AI has been progressing at a frenetic pace over the last couple of years, but one of the factors that had been crucial in its growth might no longer be available.
Elon Musk has said that AI companies have run out of data to train AI models. He says all human-generated data was exhausted sometime last year, and this data has already been used in training. Now AI companies are relying on synthetic data — which is data generated by other AI models — to train their models, which might not be as effective.
“ If you watch (NVIDIA CEO) Jensen Huang’s talk, AI is advancing on the hardware front and on the software front,” Musk said at an event. “(But) in terms of data, the new sort of thing is synthetic data, because we’ve actually run out of all the books. (We’ve) literally run out of the entire internet and all books ever written and all interesting videos. Like you don’t need a thousand cat videos that are exactly the same, but all the interesting videos, (those have already been used),” Musk said.
“And now the cumulative sum of human knowledge has been exhausted in AI training. That happened basically last year. And so the only way to then supplement that is with synthetic data, where the AI will sort of write an essay, or it’ll come up with a thesis, and then it will grade itself, and sort of go through this process of self learning with synthetic data,” Musk continued.
“This is always challenging because how do you know if it hallucinated the answer, or it’s a real answer. So it’s challenging to find the ground truth. But, but it is pretty wild that AI at this point has run out of all human knowledge to train on,” Musk said.
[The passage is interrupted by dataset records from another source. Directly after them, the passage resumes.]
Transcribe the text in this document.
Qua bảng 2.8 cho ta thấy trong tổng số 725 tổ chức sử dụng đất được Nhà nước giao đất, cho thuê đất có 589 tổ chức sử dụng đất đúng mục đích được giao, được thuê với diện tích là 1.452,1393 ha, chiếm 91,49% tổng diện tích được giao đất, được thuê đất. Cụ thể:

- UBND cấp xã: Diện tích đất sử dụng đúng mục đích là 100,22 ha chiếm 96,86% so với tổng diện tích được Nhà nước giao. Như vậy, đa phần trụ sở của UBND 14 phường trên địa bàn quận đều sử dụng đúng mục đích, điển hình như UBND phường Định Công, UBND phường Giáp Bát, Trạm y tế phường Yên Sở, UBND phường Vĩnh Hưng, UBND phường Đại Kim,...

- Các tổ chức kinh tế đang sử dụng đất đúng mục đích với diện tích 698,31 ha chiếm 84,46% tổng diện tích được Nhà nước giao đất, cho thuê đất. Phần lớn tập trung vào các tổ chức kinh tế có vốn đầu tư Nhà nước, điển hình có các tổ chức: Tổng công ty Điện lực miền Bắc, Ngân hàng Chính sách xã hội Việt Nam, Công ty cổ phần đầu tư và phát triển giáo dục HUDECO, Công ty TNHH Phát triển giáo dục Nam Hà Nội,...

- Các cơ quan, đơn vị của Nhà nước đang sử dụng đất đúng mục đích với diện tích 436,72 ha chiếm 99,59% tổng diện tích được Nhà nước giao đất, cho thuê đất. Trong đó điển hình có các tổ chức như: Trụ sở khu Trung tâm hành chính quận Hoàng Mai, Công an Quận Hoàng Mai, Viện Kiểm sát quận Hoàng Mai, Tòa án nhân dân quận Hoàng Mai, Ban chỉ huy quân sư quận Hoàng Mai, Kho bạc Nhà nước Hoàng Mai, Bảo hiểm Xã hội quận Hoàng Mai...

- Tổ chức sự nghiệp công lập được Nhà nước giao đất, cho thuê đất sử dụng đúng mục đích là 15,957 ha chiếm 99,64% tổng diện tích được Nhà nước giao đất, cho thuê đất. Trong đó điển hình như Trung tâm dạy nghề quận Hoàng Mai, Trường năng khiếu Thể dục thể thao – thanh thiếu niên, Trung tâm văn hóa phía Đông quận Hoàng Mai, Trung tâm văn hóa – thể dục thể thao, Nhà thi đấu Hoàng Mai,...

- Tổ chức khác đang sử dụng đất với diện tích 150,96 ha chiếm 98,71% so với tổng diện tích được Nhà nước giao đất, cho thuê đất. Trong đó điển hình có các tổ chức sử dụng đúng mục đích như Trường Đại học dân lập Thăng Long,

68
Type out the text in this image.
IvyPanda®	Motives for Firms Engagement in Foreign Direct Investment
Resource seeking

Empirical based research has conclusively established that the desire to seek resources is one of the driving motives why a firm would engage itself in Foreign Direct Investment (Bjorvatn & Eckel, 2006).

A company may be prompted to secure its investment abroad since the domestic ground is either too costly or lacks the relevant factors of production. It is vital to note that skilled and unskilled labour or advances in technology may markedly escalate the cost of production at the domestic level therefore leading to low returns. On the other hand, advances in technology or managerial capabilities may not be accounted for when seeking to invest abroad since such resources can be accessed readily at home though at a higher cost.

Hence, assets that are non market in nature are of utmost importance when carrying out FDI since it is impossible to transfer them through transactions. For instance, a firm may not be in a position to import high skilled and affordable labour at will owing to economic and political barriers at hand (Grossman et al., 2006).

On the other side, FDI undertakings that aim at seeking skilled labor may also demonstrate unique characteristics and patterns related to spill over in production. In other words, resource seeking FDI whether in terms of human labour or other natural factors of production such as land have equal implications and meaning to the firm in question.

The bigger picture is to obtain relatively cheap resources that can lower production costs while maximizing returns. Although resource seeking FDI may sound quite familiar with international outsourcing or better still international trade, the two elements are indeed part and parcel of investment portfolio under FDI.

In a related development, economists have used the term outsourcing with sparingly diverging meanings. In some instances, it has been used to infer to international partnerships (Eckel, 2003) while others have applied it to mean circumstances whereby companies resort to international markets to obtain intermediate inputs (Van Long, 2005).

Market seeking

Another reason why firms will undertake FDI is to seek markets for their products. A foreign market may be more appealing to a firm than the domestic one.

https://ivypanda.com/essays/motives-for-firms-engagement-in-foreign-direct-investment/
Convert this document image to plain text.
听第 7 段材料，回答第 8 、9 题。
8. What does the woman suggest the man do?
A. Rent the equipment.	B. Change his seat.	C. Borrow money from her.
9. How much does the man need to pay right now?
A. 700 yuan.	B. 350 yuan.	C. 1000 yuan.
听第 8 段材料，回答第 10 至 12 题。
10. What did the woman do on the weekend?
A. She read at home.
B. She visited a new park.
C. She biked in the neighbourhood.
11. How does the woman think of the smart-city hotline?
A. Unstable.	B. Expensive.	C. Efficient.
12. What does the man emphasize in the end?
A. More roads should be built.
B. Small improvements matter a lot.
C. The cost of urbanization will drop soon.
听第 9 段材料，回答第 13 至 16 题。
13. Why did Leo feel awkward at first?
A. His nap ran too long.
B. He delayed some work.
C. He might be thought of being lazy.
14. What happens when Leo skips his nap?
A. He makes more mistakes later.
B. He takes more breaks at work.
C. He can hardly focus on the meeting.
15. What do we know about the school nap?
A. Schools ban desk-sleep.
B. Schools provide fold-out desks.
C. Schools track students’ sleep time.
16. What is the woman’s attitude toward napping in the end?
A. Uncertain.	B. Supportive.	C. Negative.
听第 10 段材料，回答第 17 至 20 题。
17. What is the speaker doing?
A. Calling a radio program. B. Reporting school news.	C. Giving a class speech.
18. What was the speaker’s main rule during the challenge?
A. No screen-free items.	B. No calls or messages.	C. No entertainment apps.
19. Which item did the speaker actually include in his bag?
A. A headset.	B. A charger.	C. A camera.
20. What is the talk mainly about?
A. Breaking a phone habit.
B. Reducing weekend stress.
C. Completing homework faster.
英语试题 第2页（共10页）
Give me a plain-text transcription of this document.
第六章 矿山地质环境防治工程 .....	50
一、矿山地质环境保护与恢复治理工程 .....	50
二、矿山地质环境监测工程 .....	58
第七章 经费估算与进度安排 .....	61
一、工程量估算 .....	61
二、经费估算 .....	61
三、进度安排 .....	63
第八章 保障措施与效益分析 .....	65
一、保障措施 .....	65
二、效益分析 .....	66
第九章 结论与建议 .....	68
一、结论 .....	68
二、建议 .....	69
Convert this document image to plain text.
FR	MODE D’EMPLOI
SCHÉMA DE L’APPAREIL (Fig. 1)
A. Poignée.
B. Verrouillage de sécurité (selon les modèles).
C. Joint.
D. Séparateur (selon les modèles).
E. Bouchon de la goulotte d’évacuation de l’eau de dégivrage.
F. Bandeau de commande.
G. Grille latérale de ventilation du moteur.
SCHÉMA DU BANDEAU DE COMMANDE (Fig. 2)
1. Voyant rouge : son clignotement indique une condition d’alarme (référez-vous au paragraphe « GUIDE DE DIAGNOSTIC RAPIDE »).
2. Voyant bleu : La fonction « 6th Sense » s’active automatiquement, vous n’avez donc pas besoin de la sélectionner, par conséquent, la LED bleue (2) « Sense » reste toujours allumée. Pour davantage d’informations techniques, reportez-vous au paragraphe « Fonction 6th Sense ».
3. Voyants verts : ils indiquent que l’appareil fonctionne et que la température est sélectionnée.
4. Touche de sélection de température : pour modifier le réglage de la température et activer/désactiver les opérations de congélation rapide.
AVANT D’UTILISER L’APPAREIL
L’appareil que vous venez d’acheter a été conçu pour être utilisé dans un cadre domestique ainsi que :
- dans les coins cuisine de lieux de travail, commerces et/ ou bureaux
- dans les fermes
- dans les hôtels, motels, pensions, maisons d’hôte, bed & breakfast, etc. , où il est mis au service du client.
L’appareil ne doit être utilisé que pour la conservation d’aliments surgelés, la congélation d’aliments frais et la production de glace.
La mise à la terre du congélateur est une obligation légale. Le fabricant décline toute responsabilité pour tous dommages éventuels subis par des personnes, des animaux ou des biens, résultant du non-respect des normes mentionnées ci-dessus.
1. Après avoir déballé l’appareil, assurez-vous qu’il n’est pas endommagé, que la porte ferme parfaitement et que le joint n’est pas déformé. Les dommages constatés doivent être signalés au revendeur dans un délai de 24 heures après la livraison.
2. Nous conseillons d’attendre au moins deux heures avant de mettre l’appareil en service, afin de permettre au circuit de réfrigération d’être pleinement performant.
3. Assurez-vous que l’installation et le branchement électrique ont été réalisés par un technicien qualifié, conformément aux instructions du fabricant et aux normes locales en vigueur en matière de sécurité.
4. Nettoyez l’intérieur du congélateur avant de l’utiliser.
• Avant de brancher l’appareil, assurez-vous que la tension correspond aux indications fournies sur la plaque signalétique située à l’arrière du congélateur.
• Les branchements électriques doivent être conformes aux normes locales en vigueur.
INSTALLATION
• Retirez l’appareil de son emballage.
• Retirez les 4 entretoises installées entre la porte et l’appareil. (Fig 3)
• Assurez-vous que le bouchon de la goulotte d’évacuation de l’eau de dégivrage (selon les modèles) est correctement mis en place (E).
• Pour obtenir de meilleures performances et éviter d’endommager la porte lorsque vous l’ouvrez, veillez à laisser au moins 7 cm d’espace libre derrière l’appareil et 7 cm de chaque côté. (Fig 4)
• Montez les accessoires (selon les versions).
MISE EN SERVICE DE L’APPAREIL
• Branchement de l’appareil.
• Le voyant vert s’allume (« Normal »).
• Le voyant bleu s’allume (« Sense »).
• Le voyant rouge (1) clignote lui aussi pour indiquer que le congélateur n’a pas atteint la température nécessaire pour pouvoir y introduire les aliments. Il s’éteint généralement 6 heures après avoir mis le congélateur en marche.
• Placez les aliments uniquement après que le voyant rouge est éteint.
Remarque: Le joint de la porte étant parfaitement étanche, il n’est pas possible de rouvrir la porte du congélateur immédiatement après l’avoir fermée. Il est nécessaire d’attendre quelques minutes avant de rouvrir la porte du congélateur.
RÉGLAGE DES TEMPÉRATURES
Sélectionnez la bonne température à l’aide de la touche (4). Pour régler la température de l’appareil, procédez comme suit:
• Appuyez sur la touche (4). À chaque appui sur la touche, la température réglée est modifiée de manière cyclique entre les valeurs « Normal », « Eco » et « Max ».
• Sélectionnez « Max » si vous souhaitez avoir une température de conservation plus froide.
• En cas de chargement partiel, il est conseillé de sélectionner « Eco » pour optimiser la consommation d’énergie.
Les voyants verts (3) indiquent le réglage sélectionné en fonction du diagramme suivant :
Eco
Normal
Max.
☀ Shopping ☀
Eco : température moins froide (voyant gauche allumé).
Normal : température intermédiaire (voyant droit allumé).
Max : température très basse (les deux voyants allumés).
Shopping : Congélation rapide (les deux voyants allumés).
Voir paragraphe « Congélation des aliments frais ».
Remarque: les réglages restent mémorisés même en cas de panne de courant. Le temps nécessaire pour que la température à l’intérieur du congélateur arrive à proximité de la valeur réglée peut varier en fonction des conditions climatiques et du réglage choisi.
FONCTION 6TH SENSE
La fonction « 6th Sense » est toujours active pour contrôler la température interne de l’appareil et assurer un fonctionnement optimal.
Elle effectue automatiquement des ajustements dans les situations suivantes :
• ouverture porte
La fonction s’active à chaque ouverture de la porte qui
Musk was referring to what some in the AI community have called the “wall”, which implies that AI progress would hit a wall when companies run out of data to train their models on. The wall has been confirmed by several leading AI voices. Ilya Sutskever had said last month that the era of pre-training was over, and Google CEO Sundar Pichai has said that most of low-hanging fruits in AI were gone. But some, like OpenAI’s Sam Altman, have indicated that this doesn’t mean AI progress will stop, with Altman going as far as to post on X that there was “no wall”. OpenAI, for its part, has introduced new approaches for improving AI models, such as test-time compute, which essentially involves the model thinking deeply about its answers, which has led to some interesting results — OpenAI’s o3 model, which uses this new approach, smashed several benchmarks and led many to speculate if it really was AGI. But while AI companies will keep coming up with newer approaches, it does now seem to be general consensus that vast amounts of novel data for training — which was the bedrock of AI development so far — is no longer available.